If the 'later' nodes do not depend on an output of, or successful completion of, the 'earlier' nodes then the later nodes can be run independently in parallel with the earlier nodes.
However, whether the later nodes are wasting CPU time depends on the existing number of nodes that are running in parallel in your data flow and what else is running on the Analyze server at that time. The nodes in your data flow will 'compete' with nodes in other users' data fllows for the server's resources.
By default the maximum number of nodes that can run in parallel in a data flow is set to four. This limit can be increased by the system administrator by setting a configuraton property per the Help documentation on setting the thread limits. The thread limit is per data flow - if there were four data flows running in parallel on the system then a maximum of 16 nodes would be running at any one time.

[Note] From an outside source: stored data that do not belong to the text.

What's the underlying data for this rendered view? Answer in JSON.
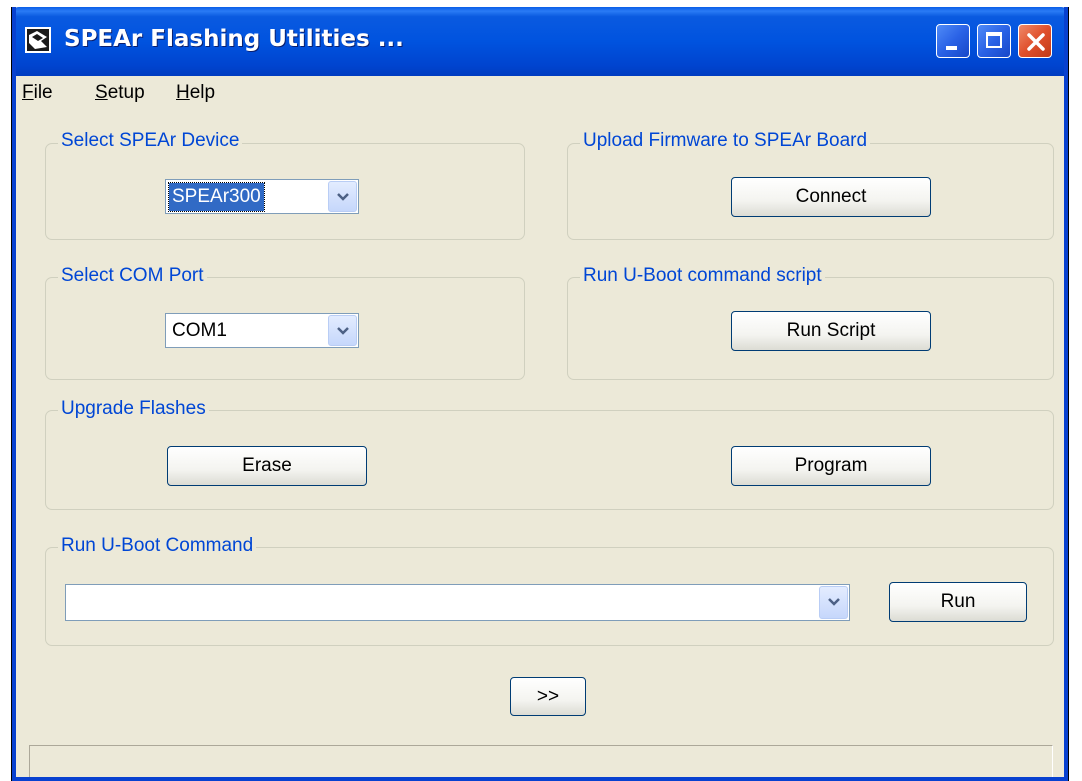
{
  "window": {
    "title": "SPEAr Flashing Utilities ...",
    "icon": "spear-app-icon",
    "controls": [
      "minimize-icon",
      "maximize-icon",
      "close-icon"
    ]
  },
  "menu": [
    {
      "accel": "F",
      "rest": "ile"
    },
    {
      "accel": "S",
      "rest": "etup"
    },
    {
      "accel": "H",
      "rest": "elp"
    }
  ],
  "device_group": {
    "label": "Select SPEAr Device",
    "selected": "SPEAr300"
  },
  "com_group": {
    "label": "Select COM Port",
    "selected": "COM1"
  },
  "upload_group": {
    "label": "Upload Firmware to SPEAr Board",
    "connect_label": "Connect"
  },
  "script_group": {
    "label": "Run U-Boot command script",
    "run_script_label": "Run Script"
  },
  "flash_group": {
    "label": "Upgrade Flashes",
    "erase_label": "Erase",
    "program_label": "Program"
  },
  "command_group": {
    "label": "Run U-Boot Command",
    "command_value": "",
    "run_label": "Run"
  },
  "expand_label": ">>",
  "status_text": "",
  "colors": {
    "titlebar": "#0053df",
    "group_label": "#0046d5",
    "window_bg": "#ece9d8",
    "selection": "#316ac5"
  }
}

For optimal performance of the server you should aim to have a maximum of ~4 threads per CPU core. Above this figure the kernel's scheduler will waste a lot of time context switching between the threads - leading to reduced overal performance.

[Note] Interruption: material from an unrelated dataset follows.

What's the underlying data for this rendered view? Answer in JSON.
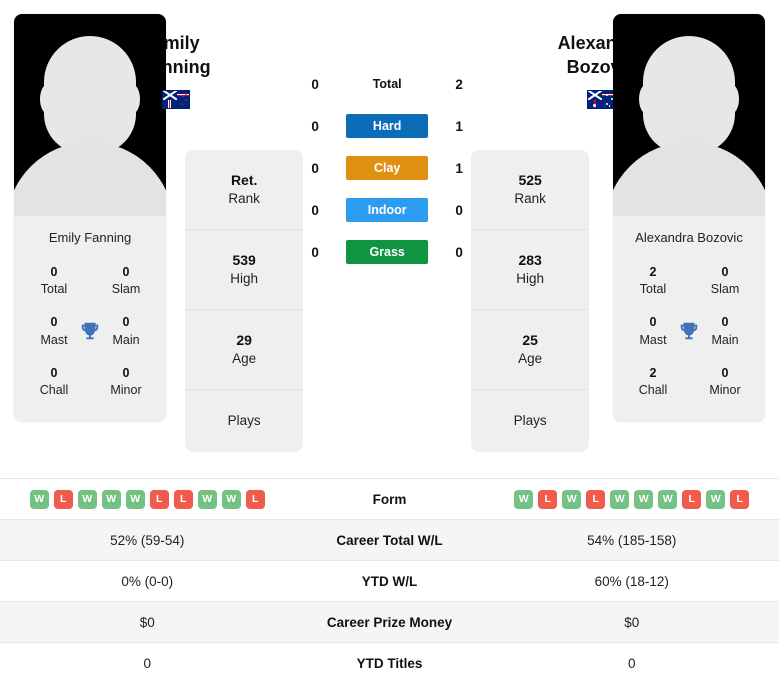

You should aim to schedule jobs to smooth out the overall load on the server.
Using the newer nodes (Transform, Split, Sort, etc) that are written in Java will also improve performance - especially when you have many nodes that are each dealing with a moderate amount of data. This is because they will then execute 'in-Container' - which considerably reduces the start-up time of the node compared with running the node in it's own process.